# Canon shows off new concept cameras at CES 2020



## Canon Rumors Guy (Jan 13, 2020)

> Canon had a large presence at CES 2020 this year in Las Vegas, and made a big splash with the Canon EOS-1D X Mark III announcement.
> Canon also brought a lot of concept cameras to the show and DPReview has posted a gallery of these ideas Canon has. The concepts include a wearable camera,  a single camera with a modular lens setup, a small camera with a 400mm lens,  and their AI intelligent capture camera that we’ve seen before.
> There’s no telling when any of these cameras could end up as consumer products.
> Check out all of the Canon concept cameras here.



Continue reading...


----------



## slclick (Jan 13, 2020)

I guess one wasn't a 7D3. That was a joke.....


----------



## unfocused (Jan 13, 2020)

Wait...what...I thought Canon didn't innovate.


----------



## blackcoffee17 (Jan 14, 2020)

unfocused said:


> Wait...what...I thought Canon didn't innovate.



Don't forget that only sensor dynamic range, 4K video and IBIS counts as innovation.


----------



## slclick (Jan 14, 2020)

unfocused said:


> Wait...what...I thought Canon didn't innovate.
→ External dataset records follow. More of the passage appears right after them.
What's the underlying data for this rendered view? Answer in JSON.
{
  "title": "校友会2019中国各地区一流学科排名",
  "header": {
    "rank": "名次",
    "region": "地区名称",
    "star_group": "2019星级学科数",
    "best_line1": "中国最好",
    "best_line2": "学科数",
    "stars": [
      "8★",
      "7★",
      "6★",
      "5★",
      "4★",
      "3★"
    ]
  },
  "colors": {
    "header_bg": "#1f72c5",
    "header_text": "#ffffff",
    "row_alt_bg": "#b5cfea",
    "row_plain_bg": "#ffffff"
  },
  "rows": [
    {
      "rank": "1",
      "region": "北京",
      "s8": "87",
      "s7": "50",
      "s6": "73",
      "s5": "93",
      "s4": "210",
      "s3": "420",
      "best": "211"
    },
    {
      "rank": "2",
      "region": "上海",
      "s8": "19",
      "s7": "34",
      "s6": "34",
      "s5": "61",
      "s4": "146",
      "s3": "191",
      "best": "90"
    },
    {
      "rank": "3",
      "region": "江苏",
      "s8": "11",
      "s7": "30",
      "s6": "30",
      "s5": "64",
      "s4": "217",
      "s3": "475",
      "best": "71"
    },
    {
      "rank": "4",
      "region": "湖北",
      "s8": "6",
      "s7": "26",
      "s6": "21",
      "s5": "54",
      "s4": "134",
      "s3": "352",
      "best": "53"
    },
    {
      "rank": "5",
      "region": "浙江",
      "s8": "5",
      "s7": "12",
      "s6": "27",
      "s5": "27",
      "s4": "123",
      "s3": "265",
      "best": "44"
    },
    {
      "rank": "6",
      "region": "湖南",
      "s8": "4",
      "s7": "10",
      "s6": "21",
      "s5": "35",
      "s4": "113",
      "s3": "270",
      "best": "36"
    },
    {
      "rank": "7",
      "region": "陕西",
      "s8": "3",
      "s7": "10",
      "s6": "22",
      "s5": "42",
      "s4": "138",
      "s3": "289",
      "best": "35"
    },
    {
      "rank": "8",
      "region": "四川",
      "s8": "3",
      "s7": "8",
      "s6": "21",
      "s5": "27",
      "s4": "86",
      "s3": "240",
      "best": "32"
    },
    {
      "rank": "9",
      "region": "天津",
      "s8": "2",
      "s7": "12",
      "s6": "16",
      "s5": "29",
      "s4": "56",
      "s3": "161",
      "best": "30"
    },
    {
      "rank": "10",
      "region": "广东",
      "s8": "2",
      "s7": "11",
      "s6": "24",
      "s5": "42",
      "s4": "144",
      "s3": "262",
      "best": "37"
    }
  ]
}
The AF nubbin in the 1DX3 will be hailed as the best thing since sliced bread in 3....2....1....


----------



## Chaitanya (Jan 14, 2020)

I am interested in buying that 100-400mm compact as its perfect for casual birding/wildlife outings.


----------



## Joules (Jan 14, 2020)

Chaitanya said:


> I am interested in buying that 100-400mm compact as its perfect for casual birding/wildlife outings.


Remains to be seen if such a small sensor and aperture would actually deliver sufficient light gathering ability for use on moving subjects. On cloudy day, my 80D and 150-600 6.3 already degrade significantly in quality. Granted, that's 960mm equivalent reach... A closer comparison is the 80D and 55-250mm 5.6 (400mm equivalent).

It's still cool that Canon is working on ideas like these. I'm curious how it will turn out.


----------



## Chaitanya (Jan 14, 2020)

Joules said:


> Remains to be seen if such a small sensor and aperture would actually deliver sufficient light gathering ability for use on moving subjects. On cloudy day, my 80D and 150-600 6.3 already degrade significantly in quality. Granted, that's 960mm equivalent reach... A closer comparison is the 80D and 55-250mm 5.6 (400mm equivalent).
> 
> It's still cool that Canon is working on ideas like these. I'm curious how it will turn out.


Where I live in India other than overcast monsoon days there is always sufficient light for super tele lenses. For casual family outings this little camera is perfect as carrying entire camera is not worth the effort. It is really good to see Canon working on these concepts.


----------



## Adelino (Jan 14, 2020)

blackcoffee17 said:


> Don't forget that only sensor dynamic range, 4K video and IBIS counts as innovation.


I think 4K doesn't count anymore, based on the new cameras. ;-)


----------